Specifically, I am looking at this portion:

(conv3): Conv2d(64, 256, kernel_size=(1, 1), stride=(1, 1), bias=False)
(bn3): BatchNorm2d(256, eps=1e-05, momentum=0.1, affine=True, track_running_stats=True)
      (relu): ReLU(inplace)
      (downsample): Sequential(
        (0): Conv2d(64, 256, kernel_size=(1, 1), stride=(1, 1), bias=False)

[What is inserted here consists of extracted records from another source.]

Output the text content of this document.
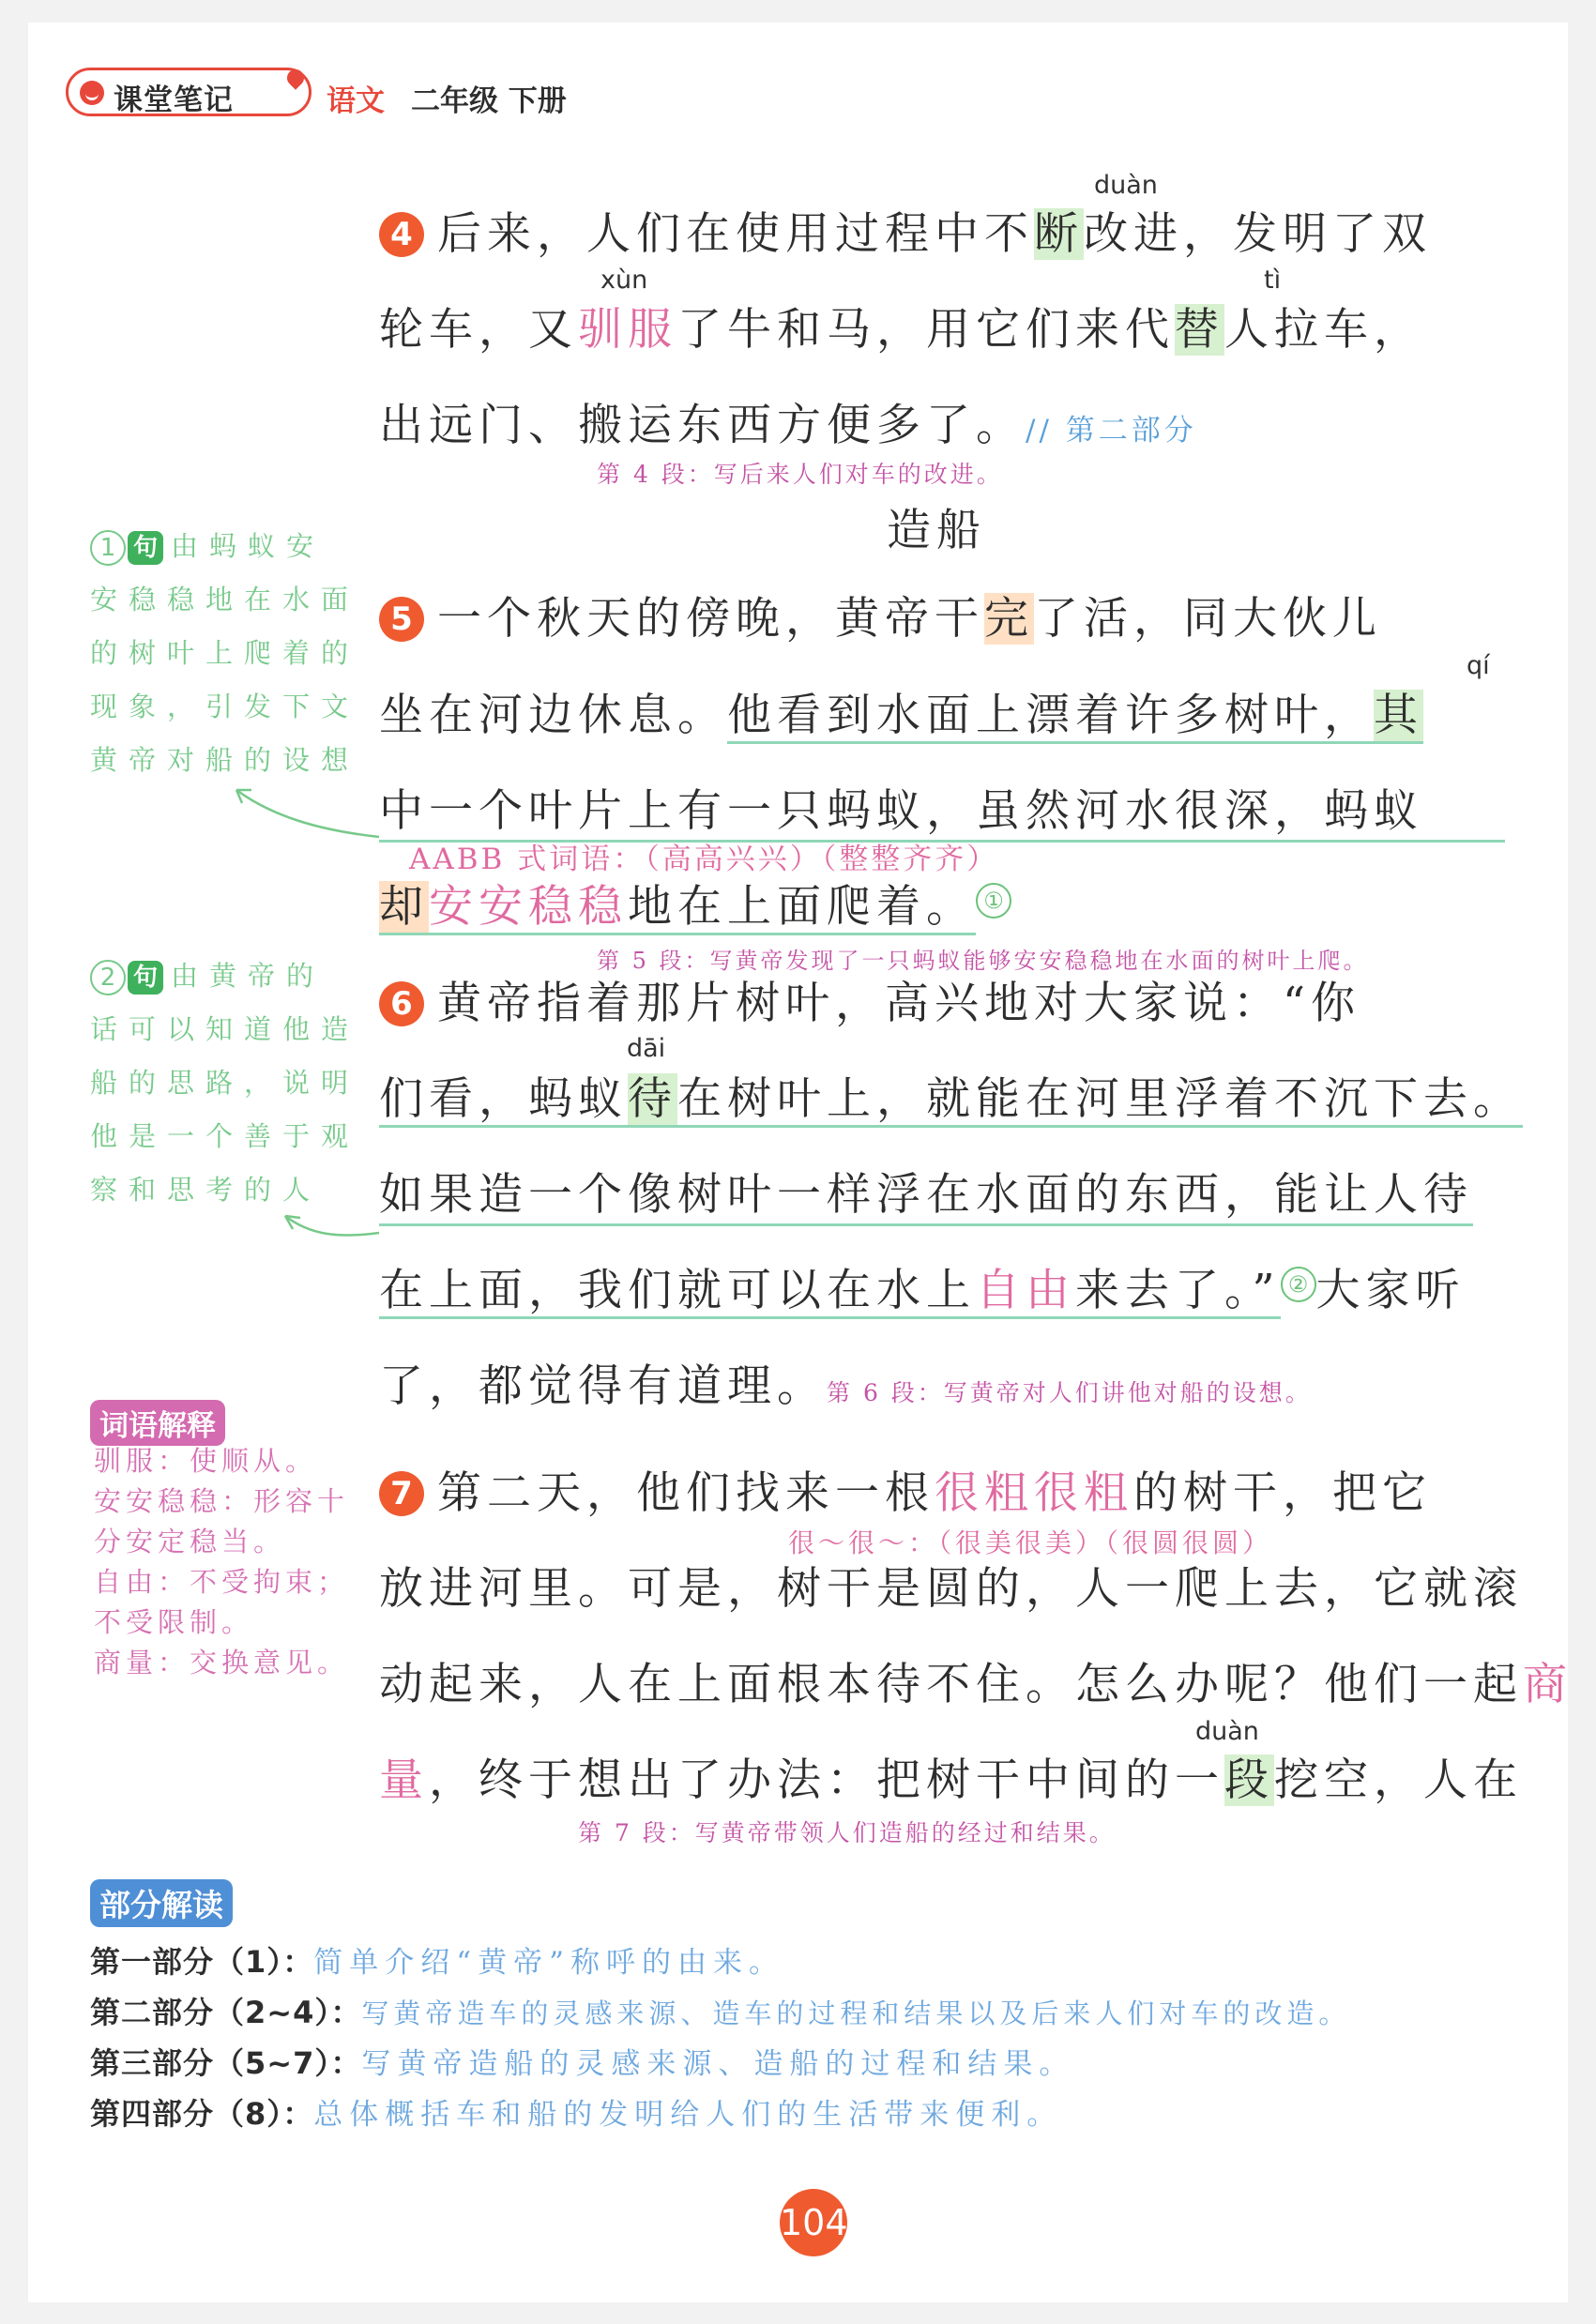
课堂笔记	语文 二年级 下册
duàn
4 后来，人们在使用过程中不断改进，发明了双
xùn	tì
轮车，又驯服了牛和马，用它们来代替人拉车，
出远门、搬运东西方便多了。// 第二部分
第 4 段：写后来人们对车的改进。
造船
5 一个秋天的傍晚，黄帝干完了活，同大伙儿
qí
坐在河边休息。他看到水面上漂着许多树叶，其
中一个叶片上有一只蚂蚁，虽然河水很深，蚂蚁
AABB 式词语：（高高兴兴）（整整齐齐）
却安安稳稳地在上面爬着。 ①
第 5 段：写黄帝发现了一只蚂蚁能够安安稳稳地在水面的树叶上爬。
6 黄帝指着那片树叶，高兴地对大家说：“你
dāi
们看，蚂蚁待在树叶上，就能在河里浮着不沉下去。
如果造一个像树叶一样浮在水面的东西，能让人待
在上面，我们就可以在水上自由来去了。” ② 大家听
了，都觉得有道理。第 6 段：写黄帝对人们讲他对船的设想。
7 第二天，他们找来一根很粗很粗的树干，把它
很～很～：（很美很美）（很圆很圆）
放进河里。可是，树干是圆的，人一爬上去，它就滚
动起来，人在上面根本待不住。怎么办呢？他们一起商
duàn
量，终于想出了办法：把树干中间的一段挖空，人在
第 7 段：写黄帝带领人们造船的经过和结果。
1 句 由蚂蚁安安稳稳地在水面的树叶上爬着的现象，引发下文黄帝对船的设想
2 句 由黄帝的话可以知道他造船的思路，说明他是一个善于观察和思考的人
词语解释
驯服：使顺从。
安安稳稳：形容十分安定稳当。
自由：不受拘束；不受限制。
商量：交换意见。
部分解读
第一部分（1）：简单介绍“黄帝”称呼的由来。
第二部分（2~4）：写黄帝造车的灵感来源、造车的过程和结果以及后来人们对车的改造。
第三部分（5~7）：写黄帝造船的灵感来源、造船的过程和结果。
第四部分（8）：总体概括车和船的发明给人们的生活带来便利。
104
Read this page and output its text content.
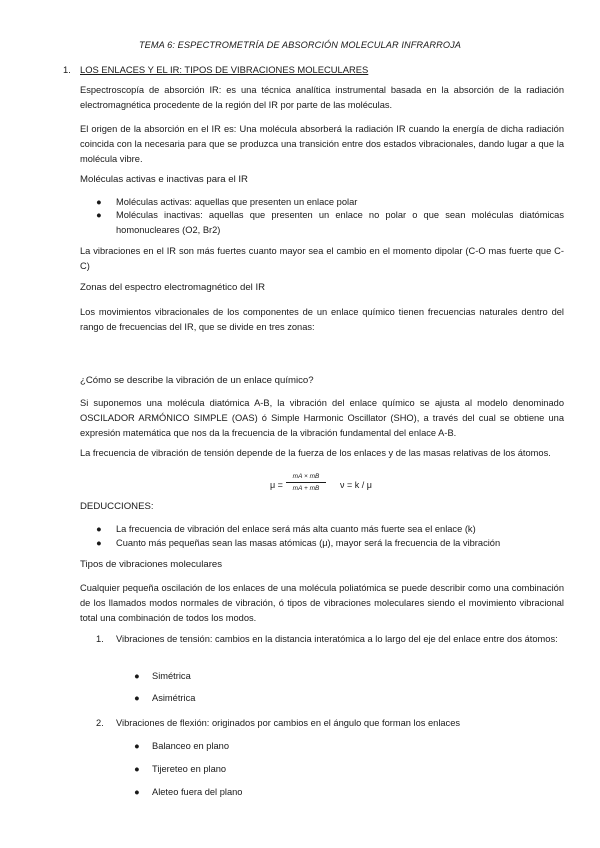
TEMA 6: ESPECTROMETRÍA DE ABSORCIÓN MOLECULAR INFRARROJA
1. LOS ENLACES Y EL IR: TIPOS DE VIBRACIONES MOLECULARES
Espectroscopía de absorción IR: es una técnica analítica instrumental basada en la absorción de la radiación electromagnética procedente de la región del IR por parte de las moléculas.
El origen de la absorción en el IR es: Una molécula absorberá la radiación IR cuando la energía de dicha radiación coincida con la necesaria para que se produzca una transición entre dos estados vibracionales, dando lugar a que la molécula vibre.
Moléculas activas e inactivas para el IR
● Moléculas activas: aquellas que presenten un enlace polar
● Moléculas inactivas: aquellas que presenten un enlace no polar o que sean moléculas diatómicas homonucleares (O2, Br2)
La vibraciones en el IR son más fuertes cuanto mayor sea el cambio en el momento dipolar (C-O mas fuerte que C-C)
Zonas del espectro electromagnético del IR
Los movimientos vibracionales de los componentes de un enlace químico tienen frecuencias naturales dentro del rango de frecuencias del IR, que se divide en tres zonas:
¿Cómo se describe la vibración de un enlace químico?
Si suponemos una molécula diatómica A-B, la vibración del enlace químico se ajusta al modelo denominado OSCILADOR ARMÓNICO SIMPLE (OAS) ó Simple Harmonic Oscillator (SHO), a través del cual se obtiene una expresión matemática que nos da la frecuencia de la vibración fundamental del enlace A-B.
La frecuencia de vibración de tensión depende de la fuerza de los enlaces y de las masas relativas de los átomos.
μ =
mA × mB
mA + mB	ν = k / μ
DEDUCCIONES:
● La frecuencia de vibración del enlace será más alta cuanto más fuerte sea el enlace (k)
● Cuanto más pequeñas sean las masas atómicas (μ), mayor será la frecuencia de la vibración
Tipos de vibraciones moleculares
Cualquier pequeña oscilación de los enlaces de una molécula poliatómica se puede describir como una combinación de los llamados modos normales de vibración, ó tipos de vibraciones moleculares siendo el movimiento vibracional total una combinación de todos los modos.
1. Vibraciones de tensión: cambios en la distancia interatómica a lo largo del eje del enlace entre dos átomos:
● Simétrica
● Asimétrica
2. Vibraciones de flexión: originados por cambios en el ángulo que forman los enlaces
● Balanceo en plano
● Tijereteo en plano
● Aleteo fuera del plano
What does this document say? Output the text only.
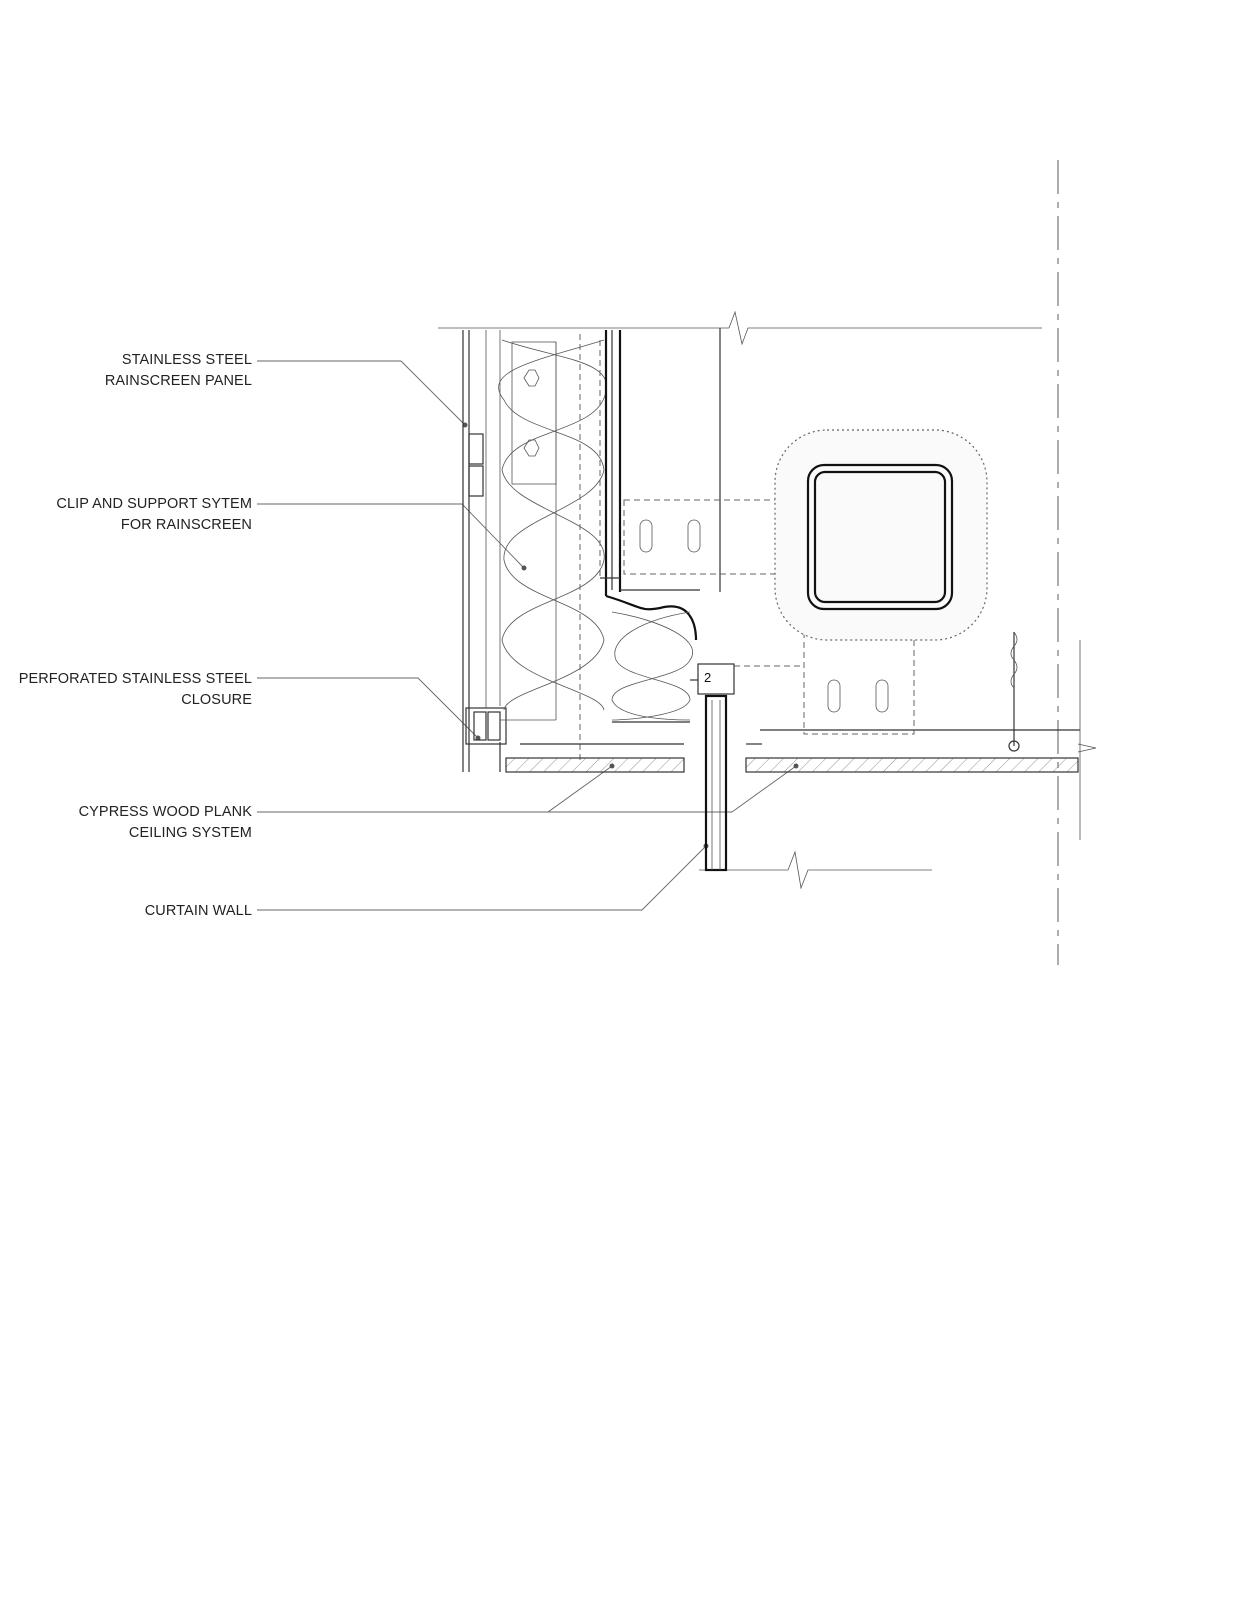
STAINLESS STEEL
RAINSCREEN PANEL
CLIP AND SUPPORT SYTEM
FOR RAINSCREEN
PERFORATED STAINLESS STEEL
CLOSURE
CYPRESS WOOD PLANK
CEILING SYSTEM
CURTAIN WALL
2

When I run this model in the following manner:

import torch 
import torchvision
net = torchvision.models.resnet50(pretrained=False)
y = net(torch.randn(1,3,512,512))

It runs without any problem.

But if I run it in the following manner where I am trying to feed the input layer to each subsequent layer manually I get an expected error Given groups=1, weight[64, 64, 1, 1], so expected input[1, 256, 56, 56] to have 64 channels, but got 256 channels instead

net = list(net.modules())
in_ = torch.randn(1,3,512,512)
sizes=list()
for i in range(1,len(net)):
    m = net[i]
    out = m(in_)
    sizes.append(torch.numel(out))
    in_ = out

So my question is when I run the model directly from torchvision, how is it running when the input to Conv layer expects 64 channels whereas output from previous BN layer has 256 channels

The model is not necessarily run in sequential order as printed.

@SimonW is there a way to get the correct order somehow ?

The execution order is defined by user code in forward. So unfortunately no general way.